Can’t
catch. Can’t throw. Can’t hit.
Can’t kick. Can’t climb the rope
or pull myself up on a bar. Can’t run
fast. Can’t serve a volleyball.
Nobody
ever needed to say mean things to me out loud.
I could see it on their faces when I got up to bat. I could see it in their eyes as I stood very,
very lonely –last one picked for the team every
time.
One
special day in P.E. Amy was nice to me.
I think she told me good job
or something, and I remember it because it was such an incredibly rare kindness
from an athletic person to a...not so athletic person. But kindness was not the norm.
Come
to find out, I didn’t really need to be able to do all that athletic
stuff. I can swing a wicked pen, and I
type 90 words per minute. Now I type
medical reports for a living, and I laugh at all the orthopedic injuries. Foolish
athletic people, I scoff inwardly. Come
to find out, a person doesn’t need rods or plates or screws or crutches or
casts or stitches if that person is just really, really amazing at reading
books and writing down stuff. Turns out
I’m not as big a loser as they thought I was.
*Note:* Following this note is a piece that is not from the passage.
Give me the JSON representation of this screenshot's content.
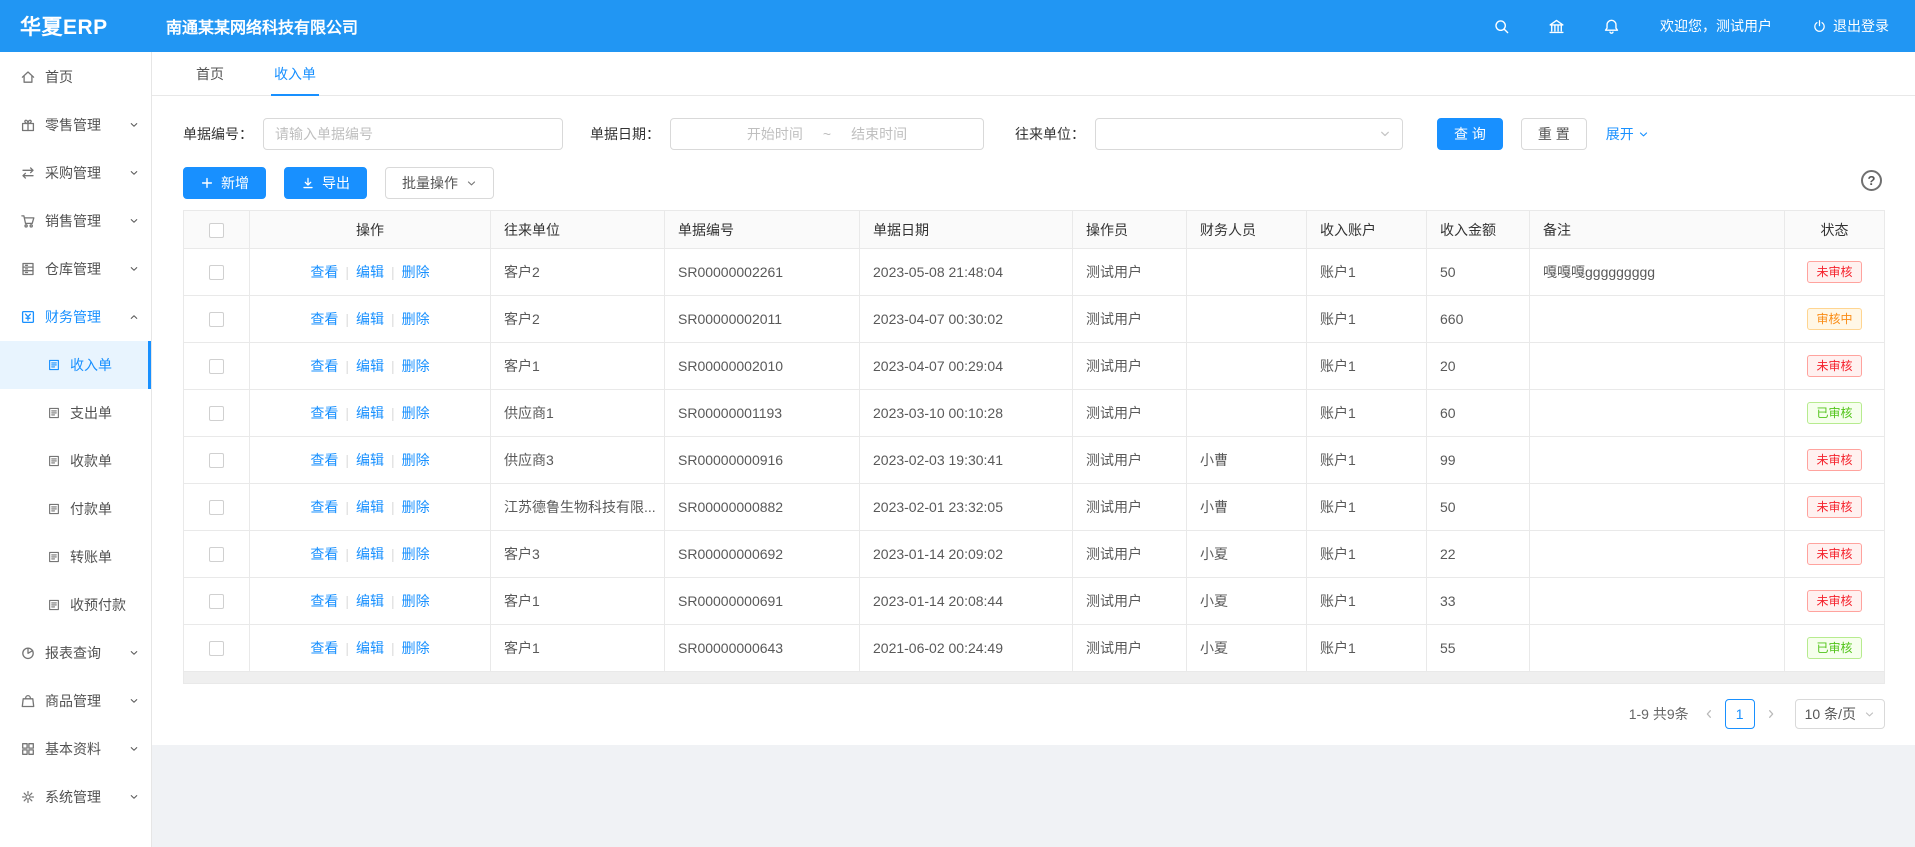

I wish they could see me now –typing really fast about their injuries.
So
here’s a note to my special friend who walks into a place every day where
people call names and cut, cut, cut you down.
They
don’t get to decide who you are.
John
3:16 is all you need. “God so loved the
world.” God trumps the mean people. God gets to decide what you’re worth. “…so loved the world that he gave his one and
only Son.” You’re worth –everything.
And
for what it’s worth, I think you’re valuable, too.